To start the thread with a working definition (which may be modified later), I will take ‘Christianity being true’ as meaning that Jesus is truly the Son of God (more than just a man) and that following him is essential to the forgiveness of sins and reconciliation with God. I would not count ‘moral truth’ as significant in this context – ie. if someone says that they are a Christian because they agree with Jesus’ teachings, I would not count that as Christianity being ‘true’. I agree with many thinkers’ teachings, such as Gandhi or Socrates, but I am not a ‘Gandhian’ or a ‘Socratian’. I am meaning ‘true’ in an objective, universal sense (that what is ‘true’ must be true for everyone, not that one thing can be true for one person and not for another).

My question is about what historical things must be true in order for that ‘essential core’ of Christian truth to be true. Is it essential to believe, for example, in the Resurrection of Jesus? His miracles? The Virgin Birth? (I will elaborate on the background to my question below).

Please note that I do not intend this thread to be about WHETHER those things are true, but about WHAT things must be true in order for Christianity to be true.

Modern liberal scholarship has frequently seemed to undermine the historicity of the Bible’s account. So, let us suppose that I could be persuaded that most of the key figures and stories of the Old Testament are either mythical (they never existed and are simply fictional characters of Israelite folklore) or legendary (they may have some basis in history, but many of the events described around them are not historical – like King Arthur or Robin Hood). Suppose we could be fairly sure that Adam, Noah, Abraham, Moses, David and even many of the prophets were either mythical or legendary in this sense. Suppose we could say, as many secular scholars do say, that the Old Testament was written during and after the Babylonian Exile, that the Law (at least as we have it now) didn’t come from Moses but from priests at the time of Ezra, that Jewish monotheism was borrowed from the religions of Persia and that, consequently, the descriptions of the Conquest of Canaan and the prophets calling Israel back to the Law are post-Exile reworkings of legendary characters from Israel’s past, projecting back into the distant past ideas that were actually relatively new, in order to explain Israel’s suffering in Babylon. Perhaps ‘Israel’ was not even truly a nation before the exile, but a mixture of tribes living in the region of Canaan, and the Exodus was a myth.

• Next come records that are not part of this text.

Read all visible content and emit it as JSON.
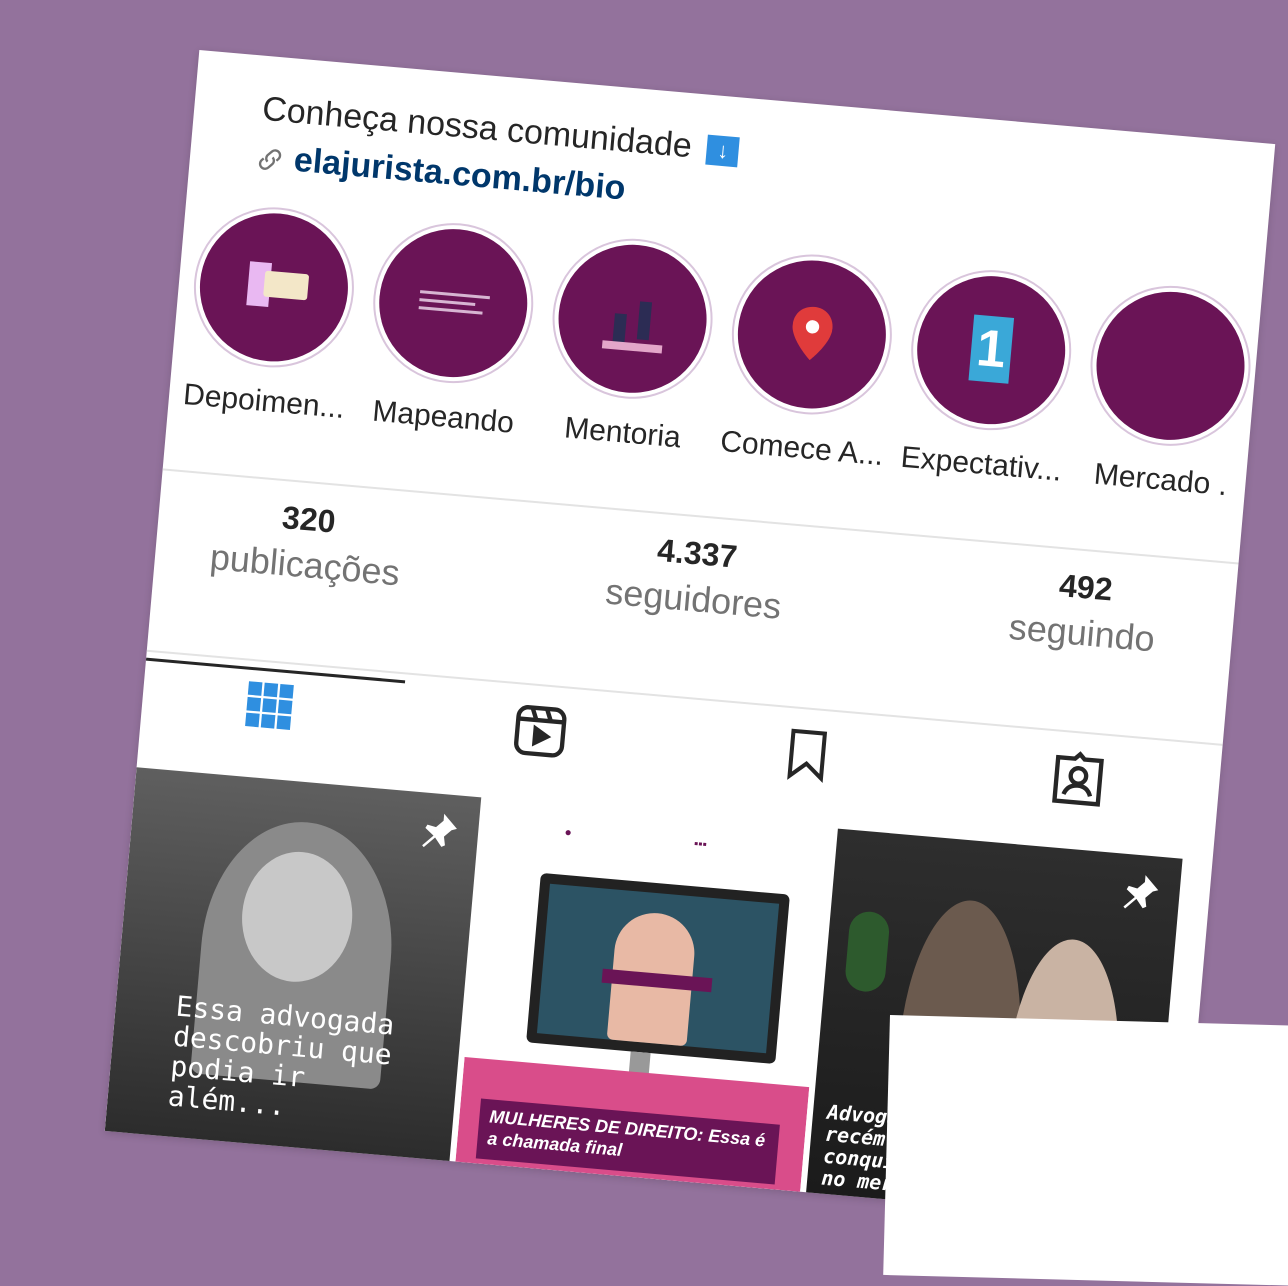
{
  "bio": {
    "text": "Conheça nossa comunidade",
    "arrow_icon": "down-arrow-emoji",
    "link_icon": "link-icon",
    "link_text": "elajurista.com.br/bio"
  },
  "highlights": [
    {
      "label": "Depoimen..."
    },
    {
      "label": "Mapeando"
    },
    {
      "label": "Mentoria"
    },
    {
      "label": "Comece A..."
    },
    {
      "label": "Expectativ..."
    },
    {
      "label": "Mercado ."
    }
  ],
  "stats": {
    "posts": {
      "value": "320",
      "label": "publicações"
    },
    "followers": {
      "value": "4.337",
      "label": "seguidores"
    },
    "following": {
      "value": "492",
      "label": "seguindo"
    }
  },
  "tabs": {
    "posts_icon": "grid-icon",
    "reels_icon": "reels-icon",
    "saved_icon": "bookmark-icon",
    "tagged_icon": "tagged-user-icon",
    "active": "posts"
  },
  "posts": [
    {
      "caption": "Essa advogada descobriu que podia ir além...",
      "pinned": true
    },
    {
      "banner": "MULHERES DE DIREITO: Essa é a chamada final",
      "pinned": false
    },
    {
      "caption": "Advoga recém-f conqui no merc",
      "pinned": true
    }
  ],
  "colors": {
    "highlight_bg": "#6a1456",
    "background": "#93729c",
    "link": "#00376b"
  }
}
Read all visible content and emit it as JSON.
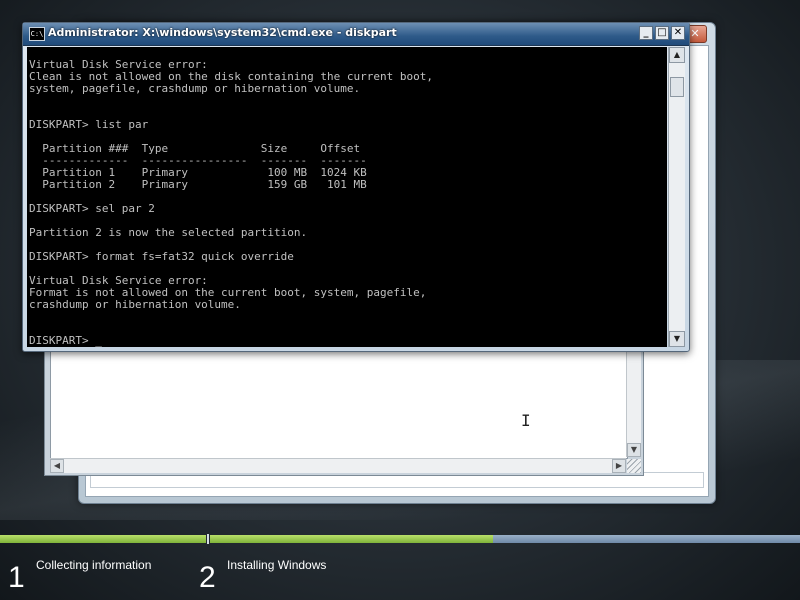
{
  "cmd": {
    "title": "Administrator: X:\\windows\\system32\\cmd.exe - diskpart",
    "icon_text": "C:\\",
    "controls": {
      "minimize": "_",
      "maximize": "□",
      "close": "✕"
    },
    "lines": [
      "",
      "Virtual Disk Service error:",
      "Clean is not allowed on the disk containing the current boot,",
      "system, pagefile, crashdump or hibernation volume.",
      "",
      "",
      "DISKPART> list par",
      "",
      "  Partition ###  Type              Size     Offset",
      "  -------------  ----------------  -------  -------",
      "  Partition 1    Primary            100 MB  1024 KB",
      "  Partition 2    Primary            159 GB   101 MB",
      "",
      "DISKPART> sel par 2",
      "",
      "Partition 2 is now the selected partition.",
      "",
      "DISKPART> format fs=fat32 quick override",
      "",
      "Virtual Disk Service error:",
      "Format is not allowed on the current boot, system, pagefile,",
      "crashdump or hibernation volume.",
      "",
      "",
      "DISKPART> _"
    ]
  },
  "setup": {
    "steps": [
      {
        "number": "1",
        "label": "Collecting information"
      },
      {
        "number": "2",
        "label": "Installing Windows"
      }
    ],
    "progress": {
      "step1_complete": 1.0,
      "step2_complete": 0.48
    }
  },
  "icons": {
    "scroll_up": "▲",
    "scroll_down": "▼",
    "scroll_left": "◀",
    "scroll_right": "▶",
    "ibeam": "I"
  },
  "colors": {
    "console_bg": "#000000",
    "console_fg": "#c0c0c0",
    "progress_done": "#8dc63f",
    "progress_pending": "#7f98b3"
  }
}
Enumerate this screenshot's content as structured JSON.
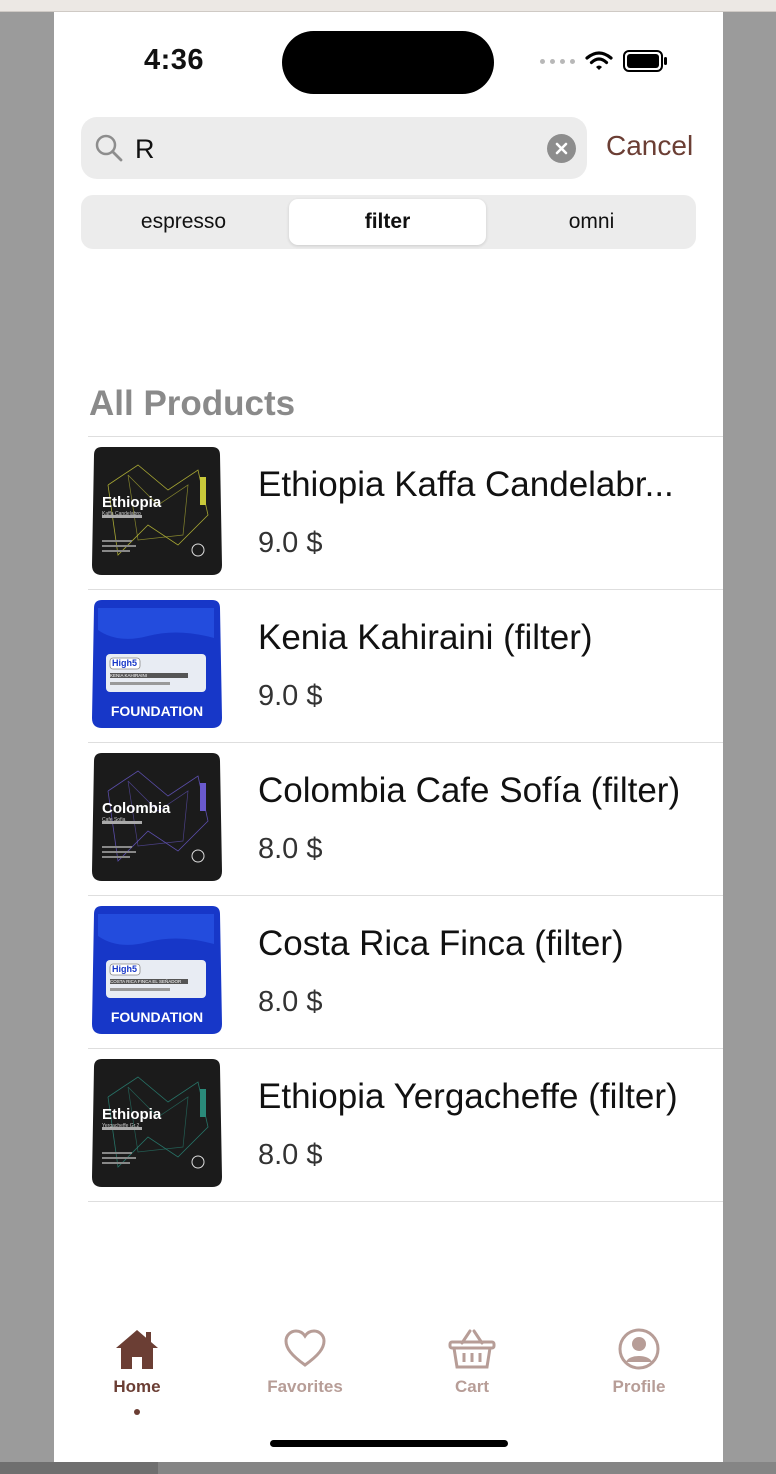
{
  "status_bar": {
    "time": "4:36"
  },
  "search": {
    "query": "R",
    "cancel_label": "Cancel"
  },
  "segments": [
    {
      "label": "espresso",
      "selected": false
    },
    {
      "label": "filter",
      "selected": true
    },
    {
      "label": "omni",
      "selected": false
    }
  ],
  "section_title": "All Products",
  "products": [
    {
      "name": "Ethiopia Kaffa Candelabr...",
      "price": "9.0 $",
      "bag_style": "black",
      "bag_text": "Ethiopia",
      "bag_subtext": "Kaffa Candelabro",
      "accent": "#c9c93a"
    },
    {
      "name": "Kenia Kahiraini (filter)",
      "price": "9.0 $",
      "bag_style": "blue",
      "bag_text": "High5",
      "bag_subtext": "KENIA KAHIRAINI",
      "bag_footer": "FOUNDATION",
      "accent": "#1230b8"
    },
    {
      "name": "Colombia Cafe Sofía (filter)",
      "price": "8.0 $",
      "bag_style": "black",
      "bag_text": "Colombia",
      "bag_subtext": "Cafe Sofia",
      "accent": "#6a5acd"
    },
    {
      "name": "Costa Rica Finca (filter)",
      "price": "8.0 $",
      "bag_style": "blue",
      "bag_text": "High5",
      "bag_subtext": "COSTA RICA FINCA EL SEÑADOR",
      "bag_footer": "FOUNDATION",
      "accent": "#1230b8"
    },
    {
      "name": "Ethiopia Yergacheffe (filter)",
      "price": "8.0 $",
      "bag_style": "black",
      "bag_text": "Ethiopia",
      "bag_subtext": "Yergacheffe Gr.2",
      "accent": "#2a8a7a"
    }
  ],
  "tabbar": [
    {
      "label": "Home",
      "icon": "home-icon",
      "active": true
    },
    {
      "label": "Favorites",
      "icon": "heart-icon",
      "active": false
    },
    {
      "label": "Cart",
      "icon": "basket-icon",
      "active": false
    },
    {
      "label": "Profile",
      "icon": "person-icon",
      "active": false
    }
  ],
  "colors": {
    "accent": "#6b3e34",
    "inactive_tab": "#b79d97",
    "section_title": "#8a8a8a"
  }
}
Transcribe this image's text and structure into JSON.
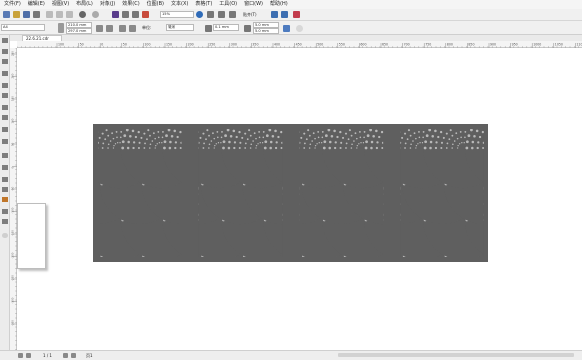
{
  "menu": [
    "文件(F)",
    "编辑(E)",
    "视图(V)",
    "布局(L)",
    "对象(J)",
    "效果(C)",
    "位图(B)",
    "文本(X)",
    "表格(T)",
    "工具(O)",
    "窗口(W)",
    "帮助(H)"
  ],
  "toolbar": {
    "zoom_value": "15%",
    "snap_label": "贴齐(T)"
  },
  "propbar": {
    "page_size": "A4",
    "width": "210.0 mm",
    "height": "297.0 mm",
    "units_label": "单位:",
    "units_value": "毫米",
    "nudge": "0.1 mm",
    "dup_x": "5.0 mm",
    "dup_y": "5.0 mm"
  },
  "document": {
    "tab_name": "22.6.21.cdr"
  },
  "ruler": {
    "top_labels": [
      "100",
      "50",
      "0",
      "50",
      "100",
      "150",
      "200",
      "250",
      "300",
      "350",
      "400",
      "450",
      "500",
      "550",
      "600",
      "650",
      "700",
      "750",
      "800",
      "850",
      "900",
      "950",
      "1000",
      "1050",
      "1100",
      "1150"
    ],
    "left_labels": [
      "250",
      "200",
      "150",
      "100",
      "50",
      "0",
      "-50",
      "-100",
      "-150",
      "-200",
      "-250",
      "-300",
      "-350",
      "-400"
    ]
  },
  "statusbar": {
    "page_counter": "1 / 1",
    "page_tab": "页1"
  },
  "artwork": {
    "panel_count": 4,
    "panel_color": "#5f5f5f",
    "fill_color": "#b9b9b9"
  }
}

Suppose, further, that we had significant doubts about the New Testament documents too. Suppose the birth narratives of Jesus are fictitious hagiography made up by Jesus’ followers. Jesus was not born in Bethlehem, was not descended from David (if David even existed), was not born of a Virgin, was not visited by shepherds or magi. Suppose the miraculous events around the crucifixion of Jesus (the darkness, the tearing of the Temple curtain, the coming to life of dead people in Jerusalem) are simply symbolic rather than historical. Suppose that the accounts of Jesus’ life and of the early years of Christianity bears only a loose relationship to historical reality and that most of the letters in the New Testament were written by later Christians and attributed to the apostles.

Would it be possible to continue to believe in the essential truth of Christianity if we accepted this (admittedly rather extreme) litany of possibilities raised by modern scholarship? Or are there some things in that list that we really have to stand against in order to defend the belief in Jesus as the Son of God who can save us from sin?

Once again, please note that I am not here looking for evidence to dispute any of the suggestions above – that is important but is not the topic of this thread. I am simply trying to establish what are the historical facts that are core to Christianity and that, if you deny them, you must logically deny the Christianity’s claims about Jesus, and what are the things where there is room for dispute and flexibility within the believing community.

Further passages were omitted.